Without the container the global village would still be a concept, not a reality…
Globalisation is the hallmark of our times. It is well-nigh impossible to escape the material and cultural webs spun by oil and energy companies, automobile firms, media corporations, tobacco and junk food conglomerates, the internet and many other transnational agents. But, although globalisation has become a household word, there is little recognition that our world could not function without the complex system of maritime transport sustaining intercontinental and regional trade.
Container shipping stands at the quality end of that infrastructure. At the turn of the millennium its 13.5 million boxes carried over ninety percent of the non-bulk trade of the world. The total value of all container cargoes exceeded seventy percent of all world trade. After annual growth figures that more often than not ran into double figures, the turnover of all ports in the world has surpassed 200,000,000 containers per year. Although it cannot possibly match oil and bulk shipping in volume and tonne-miles, container shipping is the preeminent sector of the world's deep-sea merchant fleet.

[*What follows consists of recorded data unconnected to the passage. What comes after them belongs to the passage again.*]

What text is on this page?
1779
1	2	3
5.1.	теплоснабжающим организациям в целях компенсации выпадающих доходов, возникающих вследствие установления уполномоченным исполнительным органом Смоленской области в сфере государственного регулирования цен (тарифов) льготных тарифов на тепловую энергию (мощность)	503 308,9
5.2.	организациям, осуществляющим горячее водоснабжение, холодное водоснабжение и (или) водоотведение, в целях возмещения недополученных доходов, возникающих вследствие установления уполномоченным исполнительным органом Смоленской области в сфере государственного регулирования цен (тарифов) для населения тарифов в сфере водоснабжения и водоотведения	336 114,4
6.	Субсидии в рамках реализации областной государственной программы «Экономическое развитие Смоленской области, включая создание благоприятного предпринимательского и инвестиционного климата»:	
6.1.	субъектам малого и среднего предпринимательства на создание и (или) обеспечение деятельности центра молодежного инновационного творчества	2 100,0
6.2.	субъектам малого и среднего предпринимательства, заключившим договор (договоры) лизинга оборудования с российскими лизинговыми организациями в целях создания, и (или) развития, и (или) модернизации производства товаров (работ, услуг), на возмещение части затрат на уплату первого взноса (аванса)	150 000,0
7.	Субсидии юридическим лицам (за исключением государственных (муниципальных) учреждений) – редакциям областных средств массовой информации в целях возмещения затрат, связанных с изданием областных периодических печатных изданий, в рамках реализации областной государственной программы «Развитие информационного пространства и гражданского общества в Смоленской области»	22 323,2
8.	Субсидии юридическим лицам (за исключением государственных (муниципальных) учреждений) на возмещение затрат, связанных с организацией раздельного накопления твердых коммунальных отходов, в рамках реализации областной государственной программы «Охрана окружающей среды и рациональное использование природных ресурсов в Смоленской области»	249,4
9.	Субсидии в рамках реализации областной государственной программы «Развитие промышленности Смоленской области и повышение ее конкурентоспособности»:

And through its spectacular growth and span, its still rising productivity and declining freight rates, and continuous improvements to the efficiency and quality of its maritime and door-to-door services, it has had a powerful stimulating effect on world trade - an aspect that, as the industry itself, is often overlooked.
The only “global” business history to give container shipping its full due was Fiona Gilmore's Brand Warriors, in which C.C. Tung, chairman, president and CEO of Orient Overseas Container Lines (OOCL) of Hong Kong took his place alongside fourteen leaders of other global companies. Apart from giving revealing insights into the philosophy of his management of OOCL and the corporate strategy of the company, Tung also asserted that
global container transportation provid[es] the vital link to world trade…Without the container the global village would still be a concept, not a reality, because manufacturing would still be a local process. Car companies, for instance, would still have to insist that their components suppliers were located within 150 miles of their factory, as they once did.
The reasons for this neglect are complex, but several features stand out. Shipping and ports, as indeed all seaborne activity, are rarely included in broader economic, trade or business studies.